Explore #1 – The sights, sounds and magnetic vibrancy of Camden, London
We are launching a new series dedicated to destinations that we find truly inspiring, incredibly alluring and culturally rich. These journals will allow us to explore everything from creativity to movements and people to projects. We aim to dig a little deeper than traditional city-guides and by looking behind the high street or ear-wigging in local venues we hope to find nuggets of subculture that will influence your travels. In our first ‘Explore’, we decided to drop in on London’s melting pot of curiosities, Camden.
As we exit the Station the first thing that’s apparent is that Camden is split. To our left theres a traditional high street that’s full of mainstream brands including banks, takeaways and sports stores. People mill about doing their daily thing like nothing else is happening but that couldn’t be further from the truth. As we turn in the opposite direction a completely different world appears. A tourist heavy street leads towards the world famous Camden Lock, this bustling strip of multi-coloured, diverse activity is far removed from what’s now behind us. Shop fronts battle for custom including a number that are elaborately decorated such as New Rock, Quarter and Dark Angel whilst others are vividly painted adding to Camden’s appeal as London’s melting pot of creative diversity.
Venues including the Electric Ballroom and the Comedy Loft sit subtly in the background waiting to come alive at night, however, it’s the incredible array of people that make Camden what it is. From eager tourists to determined professionals, Camden is unlike any other area of London we’ve ever experienced. It’s as much a mecca for opportunistic selfie-seekers as it is for vinyl hunters who only care for dubstep from 1990-1991. However, as we enter the depths of Camden Lock we begin to see a different beast. The first and most recognisable symbol of the lock is its railway bridge. The structures steel emphasises the stylised, yellow typography which screams Camden Lock, this is the grandest of welcome signs and the most eclectic entrance to any market we’ve ever seen.
As we head over Regent’s Canal the market opens on our left, however, we continue on and enter the Market Hall. This beautiful space is a thriving network of creative warrens holding independent businesses such as Time Tunnel Vintage, Piano Rescue and Camden Retro Signs. In today’s digital world where the sense of community is based on follower numbers, Camden Market revels in the physical meaning of the word. Curious travellers and genuine shoppers mingle amongst those that rely on the support of both one another and the strength of the markets notoriety.

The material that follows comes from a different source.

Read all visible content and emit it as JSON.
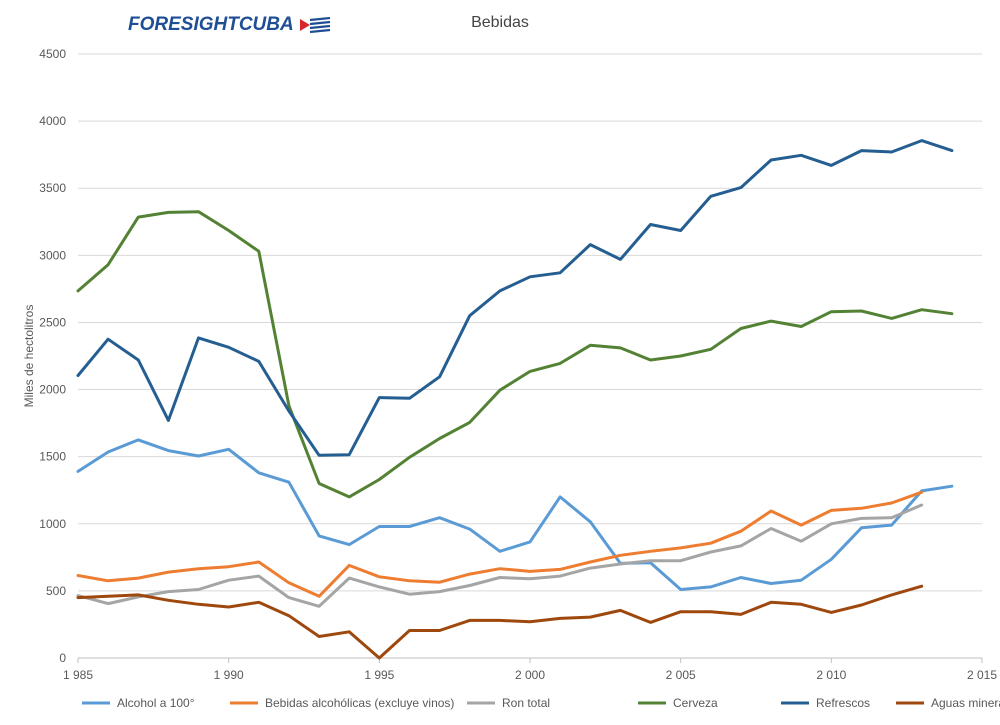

Not only are permanent shops and market stalls thriving in Camden Lock but a series of pop-up events that attract thousands are regularly organised including poster workshops, spoken word performances on the cobbles and all female celebrations which took place earlier this year (2018).
If you haven’t noticed, Camden is a thriving space that brings together people from all backgrounds. Disciples of all industries have been drawn to it’s expressive nature but for music lovers, Camden has become a pilgrimage that must be undertaken. Celebrated brands such as the Round House and MTV Studios sit alongside smaller, live music venues like the Good Mixer and the Monarch Bar. Those who seek fame walk next to globally recognisable names and tributes to those that have past remind us of Camden’s musical past including the Amy Winehouse statue. Camden is also home to a number of vinyl stores that provide a range of niche genres and it was the unassuming shop-front of Camden Lock Vinyl that attracted us the most. Loaded with new music, rare editions, forgotten classics, greatest hits, little known b-sides and extraordinary sleeve art, Camden Lock Vinyl is an Aladdin’s cave of pressed plastic. A must see for all music lovers, especially those that admire the art of music via vinyl.
Camden is a truly special place and somewhere that needs to be visited time and time again. Its history is fascinating and the foundation it has provided for many is truly remarkable. It’s evident to see its influence on so many destinations and we can only hope that it continues to remain loyally alternative. However, London’s focus is changing and we hope that isn’t to the detriment of Camden and those that make it exactly what it is today.